This post will answer the What? and Why? questions related to using a WordPress Child Theme. But before Why?, lets cover what a WordPress child theme is. WordPress, the best blogging and website tool available on the web, uses themes to control the look and feel of a website.
A theme is a collection of files that work together to produce a graphical interface with an underlying unifying design for a weblog. These files are called template files. A Theme modifies the way the site is displayed, without modifying the underlying software.
A WordPress child theme is a theme that derives its functionality and style from another theme, called the parent theme.
In WordPress, a child theme is a theme that derives its functionality and style from another theme, called the parent theme.
Creating a WordPress child theme is the industry-standard method of modifying an existing theme. If you’d like to customize a theme, especially a theme based on a framework (like Genesis, for example) the accepted approach is to use a child theme. A child theme is a separate theme and contains all of your specific customizations. The idea is that if the parent theme is ever updated (and WordPress is frequently), your modifications are not lost.
It is important to note that a theme framework is not an actual theme but rather a “drop-in” code library that is used to facilitate development of a Theme.
Child, Parent and Framework
A theme framework is not a stand-alone theme and cannot operate independent of a theme. Its library of functions is included (bootstrapped) in a theme’s files to quickly boost design and functionality of the new theme. Twitter Bootstrap is a popular example of a “drop-in” code library.
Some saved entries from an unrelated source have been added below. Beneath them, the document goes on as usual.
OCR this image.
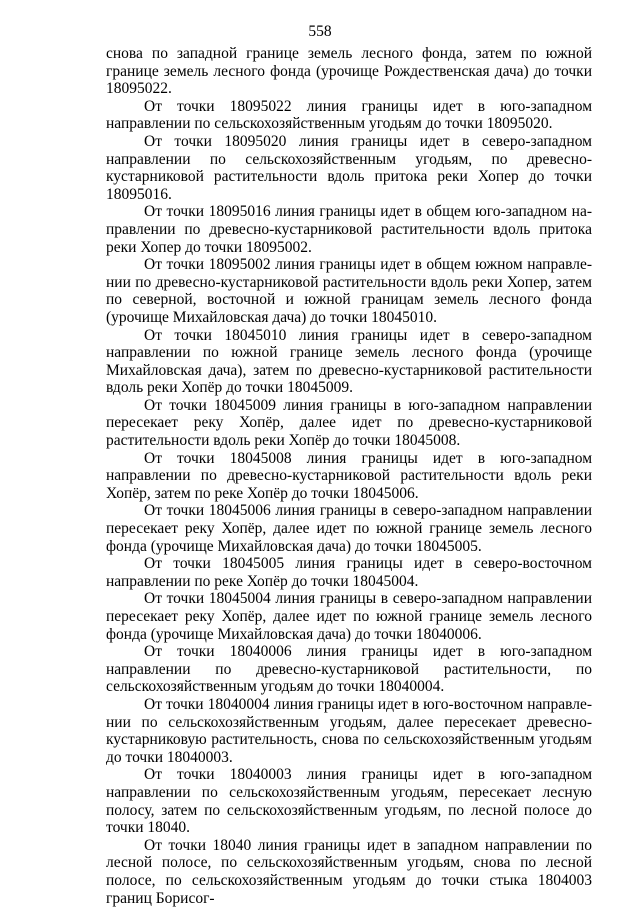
558

снова по западной границе земель лесного фонда, затем по южной границе земель лесного фонда (урочище Рождественская дача) до точки 18095022.

От точки 18095022 линия границы идет в юго-западном направлении по сельскохозяйственным угодьям до точки 18095020.

От точки 18095020 линия границы идет в северо-западном направлении по сельскохозяйственным угодьям, по древесно-кустарниковой растительности вдоль притока реки Хопер до точки 18095016.

От точки 18095016 линия границы идет в общем юго-западном направлении по древесно-кустарниковой растительности вдоль притока реки Хопер до точки 18095002.

От точки 18095002 линия границы идет в общем южном направлении по древесно-кустарниковой растительности вдоль реки Хопер, затем по северной, восточной и южной границам земель лесного фонда (урочище Михайловская дача) до точки 18045010.

От точки 18045010 линия границы идет в северо-западном направлении по южной границе земель лесного фонда (урочище Михайловская дача), затем по древесно-кустарниковой растительности вдоль реки Хопёр до точки 18045009.

От точки 18045009 линия границы в юго-западном направлении пересекает реку Хопёр, далее идет по древесно-кустарниковой растительности вдоль реки Хопёр до точки 18045008.

От точки 18045008 линия границы идет в юго-западном направлении по древесно-кустарниковой растительности вдоль реки Хопёр, затем по реке Хопёр до точки 18045006.

От точки 18045006 линия границы в северо-западном направлении пересекает реку Хопёр, далее идет по южной границе земель лесного фонда (урочище Михайловская дача) до точки 18045005.

От точки 18045005 линия границы идет в северо-восточном направлении по реке Хопёр до точки 18045004.

От точки 18045004 линия границы в северо-западном направлении пересекает реку Хопёр, далее идет по южной границе земель лесного фонда (урочище Михайловская дача) до точки 18040006.

От точки 18040006 линия границы идет в юго-западном направлении по древесно-кустарниковой растительности, по сельскохозяйственным угодьям до точки 18040004.

От точки 18040004 линия границы идет в юго-восточном направлении по сельскохозяйственным угодьям, далее пересекает древесно-кустарниковую растительность, снова по сельскохозяйственным угодьям до точки 18040003.

От точки 18040003 линия границы идет в юго-западном направлении по сельскохозяйственным угодьям, пересекает лесную полосу, затем по сельскохозяйственным угодьям, по лесной полосе до точки 18040.

От точки 18040 линия границы идет в западном направлении по лесной полосе, по сельскохозяйственным угодьям, снова по лесной полосе, по сельскохозяйственным угодьям до точки стыка 1804003 границ Борисог-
Twitter Bootstrap is a popular theme framework. Sandbox, Thematic and WP Framework are other examples of theme frameworks. A stand-alone or base theme is a Theme that has all of the necessary files to run as a separate install. Such a theme can operate independent of a parent theme. The TwentySixteen (currently the default) WordPress theme is an example of a stand-alone theme. It is a parent theme since child themes can be built upon it.
1. Retain your custom modifications.
Wordpress is constantly being updated and improved. It is one of the most attractive features. However If you modify a theme directly you will lose your customizations when WordPress is updated. By using a child theme you will ensure that your modifications are preserved.
2. More easily track your work on a specific project (and speed up development time on future projects. For developers a child theme, by keeping your changes separate, you can more easily track your work on a specific project.
3. Use of child themes is accepted industry practice.
As a professional developer, you should definitely follow industry standards (even if you are not, its a good practice). Creating child themes is an organized and productive way to use WordPress. If you’re still not convinced, consider this. One day you are going to ask a third party to fix a WordPress problem for you. Then you will have to hear: “Why didn’t you put your modifications in a child theme?”